The day Alpine broke exponentiation
A few jobs ago, I was migrating the test suite of a Ruby app from CircleCI to Jenkins —don't ask, it's usually the other way around—and faced a weird unit test failure related to a different exponentiation operation.
This post tries to shed some light on what went wrong.
Prologue
In CircleCI, a Rails app used Ubuntu to run its test suite. Jenkins ran the lighter Alpine docker container with the same code. Some specs failed, but the most interesting contained the following error message:
expected: 6.551163549203511 got: 6.551163549203513
By comparing multiple math operations one by one in order, I found the culprit:
The result of 1.01**35
was 1.4…*2* in Ubuntu and my local machine, and Alpine resulted in 1.4…*4*.
One ended with two, and the other ended with four. Interesting.
# Ubuntu >> 1.01**35 1.4166027560312682 # Alpine >> 1.01**35 1.4166027560312684
To unblock me, I changed the test to ignore that precision. The feature didn't require it, and the test needed to pass on other devs' machines.

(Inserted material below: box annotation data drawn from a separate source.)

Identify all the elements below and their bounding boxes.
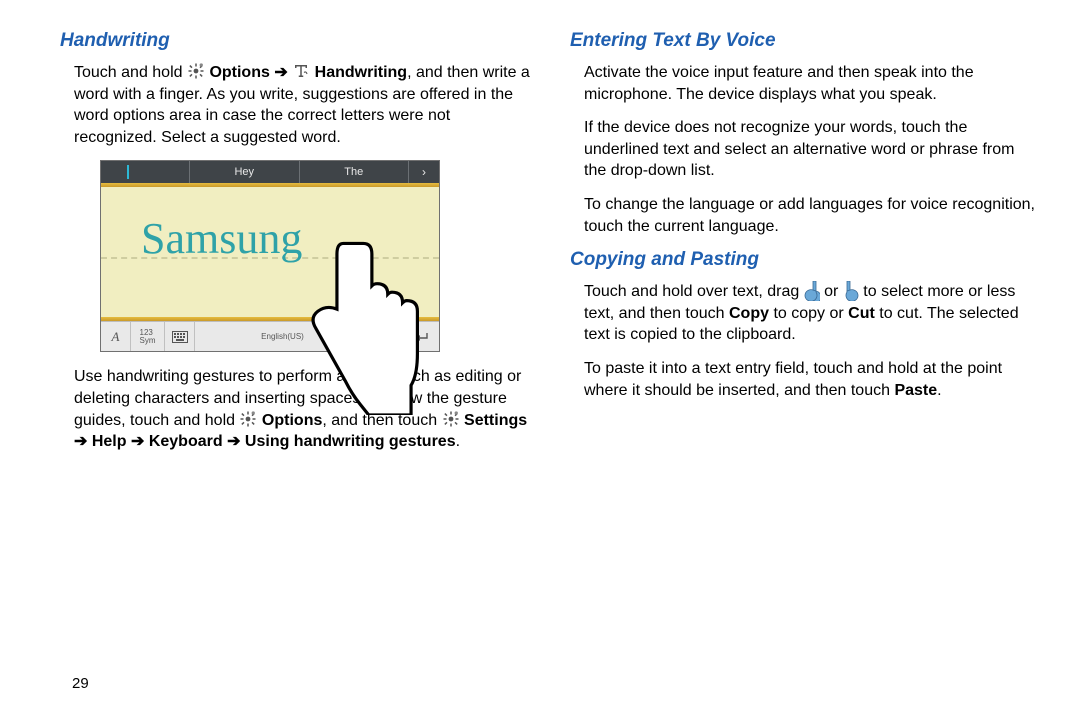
- font-style-key: A: [101, 322, 131, 351]
- handwritten-sample: Samsung: [141, 213, 302, 264]
- voice-p1: Activate the voice input feature and the…: [570, 62, 1040, 105]
- arrow: ➔: [274, 64, 292, 81]
- heading-copy-paste: Copying and Pasting: [570, 249, 1040, 271]
- heading-handwriting: Handwriting: [60, 30, 530, 52]
- handwriting-illustration: Hey The › Samsung A 123 Sym: [100, 160, 440, 352]
- t-icon: [292, 62, 310, 80]
- voice-p3: To change the language or add languages …: [570, 194, 1040, 237]
- text: .: [456, 433, 460, 450]
- selection-handle-right-icon: [843, 281, 859, 301]
- left-column: Handwriting Touch and hold Options ➔ Han…: [60, 30, 530, 465]
- suggestion-word-2: The: [300, 166, 409, 178]
- cut-label: Cut: [848, 305, 875, 322]
- options-label: Options: [209, 64, 269, 81]
- text: .: [937, 382, 941, 399]
- voice-p2: If the device does not recognize your wo…: [570, 117, 1040, 182]
- page-number: 29: [72, 675, 89, 692]
- keyboard-icon: [165, 322, 195, 351]
- selection-handle-left-icon: [804, 281, 820, 301]
- copy-p1: Touch and hold over text, drag or to sel…: [570, 281, 1040, 346]
- handwriting-canvas: Samsung: [101, 187, 439, 317]
- gear-icon: [442, 410, 460, 428]
- text: to copy or: [769, 305, 848, 322]
- sym-key: 123 Sym: [131, 322, 165, 351]
- right-column: Entering Text By Voice Activate the voic…: [570, 30, 1040, 465]
- gear-icon: [239, 410, 257, 428]
- handwriting-intro: Touch and hold Options ➔ Handwriting, an…: [60, 62, 530, 148]
- copy-p2: To paste it into a text entry field, tou…: [570, 358, 1040, 401]
- text: Touch and hold: [74, 64, 187, 81]
- copy-label: Copy: [729, 305, 769, 322]
- text: or: [824, 283, 843, 300]
- text: Touch and hold over text, drag: [584, 283, 804, 300]
- hand-pointer-icon: [291, 235, 421, 415]
- handwriting-label: Handwriting: [315, 64, 407, 81]
- suggestion-bar: Hey The ›: [101, 161, 439, 183]
- chevron-right-icon: ›: [409, 165, 439, 179]
- paste-label: Paste: [894, 382, 937, 399]
- heading-voice: Entering Text By Voice: [570, 30, 1040, 52]
- suggestion-word-1: Hey: [190, 166, 299, 178]
- gear-icon: [187, 62, 205, 80]
- manual-page: Handwriting Touch and hold Options ➔ Han…: [0, 0, 1080, 485]
- text-cursor: [127, 165, 129, 179]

In the end, it's not rocket science that will cost the company $500 million.
# Before expect(score).to eq 6.551163549203513 # Fix the issue expect(score).to be_within(0.1).of(6.5511)
I was curious and copied this calculation snippet to a personal note for later investigation. I am, many years later, trying to find out what is happening.
Layers
A computation could theoretically perform this exponentiation operation at several abstraction levels. Let's investigate these layers, from low-level to high-level, so we have a place to look for them.
- CPU:
Maybe, it's implemented directly as an instruction on the CPU.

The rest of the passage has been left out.